Brasil define com europeus acordo para gerar energia limpa

Brasília, 27 nov (Lusa) - O Brasil e a Comunidade Europeia de Energia Atômica (Euratom) assinaram nesta sexta-feira, no ministério das Relações Exteriores, um acordo de cooperação na área de pesquisa em fusão nuclear para gerar energia limpa e barata.

Diferentemente da fissão nuclear, processo da divisão do átomo utilizado pelas centrais nucleares, as pesquisas em fusão nuclear visam reproduzir as reações do Sol, fundindo os núcleos atômicos.

"O acordo hoje assinado representa o primeiro passo para a entrada do Brasil no projeto ITER (Reator Termonuclear Experimental Internacional), do qual já participam a Europa, Estados Unidos, Japão, Rússia, Coreia, Índia e China. Sem dúvidas, falta o Brasil neste grupo", disse hoje à Agência Lusa o chefe de unidade da Euratom, Angel Perez Sainz.

Na avaliação de Sainz, o segundo passo a ser dado pelo Brasil é o estabelecimento de uma estratégia a longo prazo, acompanhada de objetivos de curto e de médio prazos, o que passará pela construção de um laboratório brasileiro de fusão nuclear.

Segundo o diretor de Pesquisa e Desenvolvimento da Comissão Nacional de Energia Nuclear, Marcos Nogueira Martins, este laboratório deverá entrar em operação a partir de 2010, em Cachoeira Paulista, a cerca de 200 quilômetros de São Paulo.
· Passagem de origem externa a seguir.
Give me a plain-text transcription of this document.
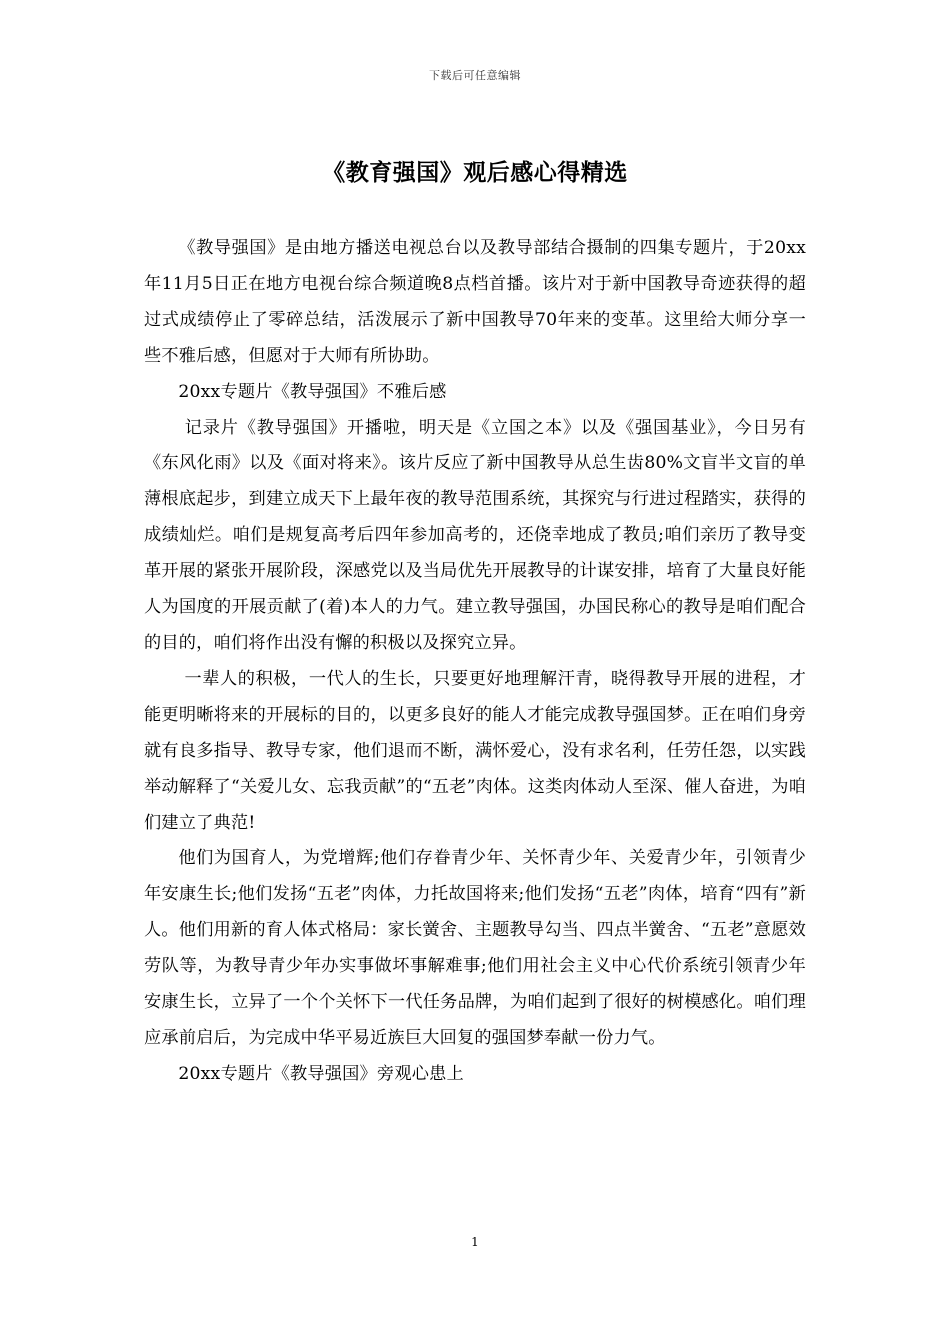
下载后可任意编辑
《教育强国》观后感心得精选

《教导强国》是由地方播送电视总台以及教导部结合摄制的四集专题片，于20xx年11月5日正在地方电视台综合频道晚8点档首播。该片对于新中国教导奇迹获得的超过式成绩停止了零碎总结，活泼展示了新中国教导70年来的变革。这里给大师分享一些不雅后感，但愿对于大师有所协助。

20xx专题片《教导强国》不雅后感

记录片《教导强国》开播啦，明天是《立国之本》以及《强国基业》，今日另有《东风化雨》以及《面对将来》。该片反应了新中国教导从总生齿80%文盲半文盲的单薄根底起步，到建立成天下上最年夜的教导范围系统，其探究与行进过程踏实，获得的成绩灿烂。咱们是规复高考后四年参加高考的，还侥幸地成了教员;咱们亲历了教导变革开展的紧张开展阶段，深感党以及当局优先开展教导的计谋安排，培育了大量良好能人为国度的开展贡献了(着)本人的力气。建立教导强国，办国民称心的教导是咱们配合的目的，咱们将作出没有懈的积极以及探究立异。

一辈人的积极，一代人的生长，只要更好地理解汗青，晓得教导开展的进程，才能更明晰将来的开展标的目的，以更多良好的能人才能完成教导强国梦。正在咱们身旁就有良多指导、教导专家，他们退而不断，满怀爱心，没有求名利，任劳任怨，以实践举动解释了“关爱儿女、忘我贡献”的“五老”肉体。这类肉体动人至深、催人奋进，为咱们建立了典范!

他们为国育人，为党增辉;他们存眷青少年、关怀青少年、关爱青少年，引领青少年安康生长;他们发扬“五老”肉体，力托故国将来;他们发扬“五老”肉体，培育“四有”新人。他们用新的育人体式格局：家长黉舍、主题教导勾当、四点半黉舍、“五老”意愿效劳队等，为教导青少年办实事做坏事解难事;他们用社会主义中心代价系统引领青少年安康生长，立异了一个个关怀下一代任务品牌，为咱们起到了很好的树模感化。咱们理应承前启后，为完成中华平易近族巨大回复的强国梦奉献一份力气。

20xx专题片《教导强国》旁观心患上

1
O objetivo das pesquisas em fusão nuclear é encontrar uma forma mais rápida e eficaz de produzir energia limpa e substituir os combustíveis fósseis, podendo tornar-se uma solução energética para depois de 2050.

A diretora de Cooperação Internacional da Direção Geral de Pesquisa e Desenvolvimento Tecnológico da Comunidade Europeia, Mary Minch, afirmou hoje, durante entrevista coletiva no Itamaraty, que europeus e brasileiros têm interesses também em cooperar na área de energias renováveis, principalmente biocombustíveis de segunda geração e energias eólica e solar.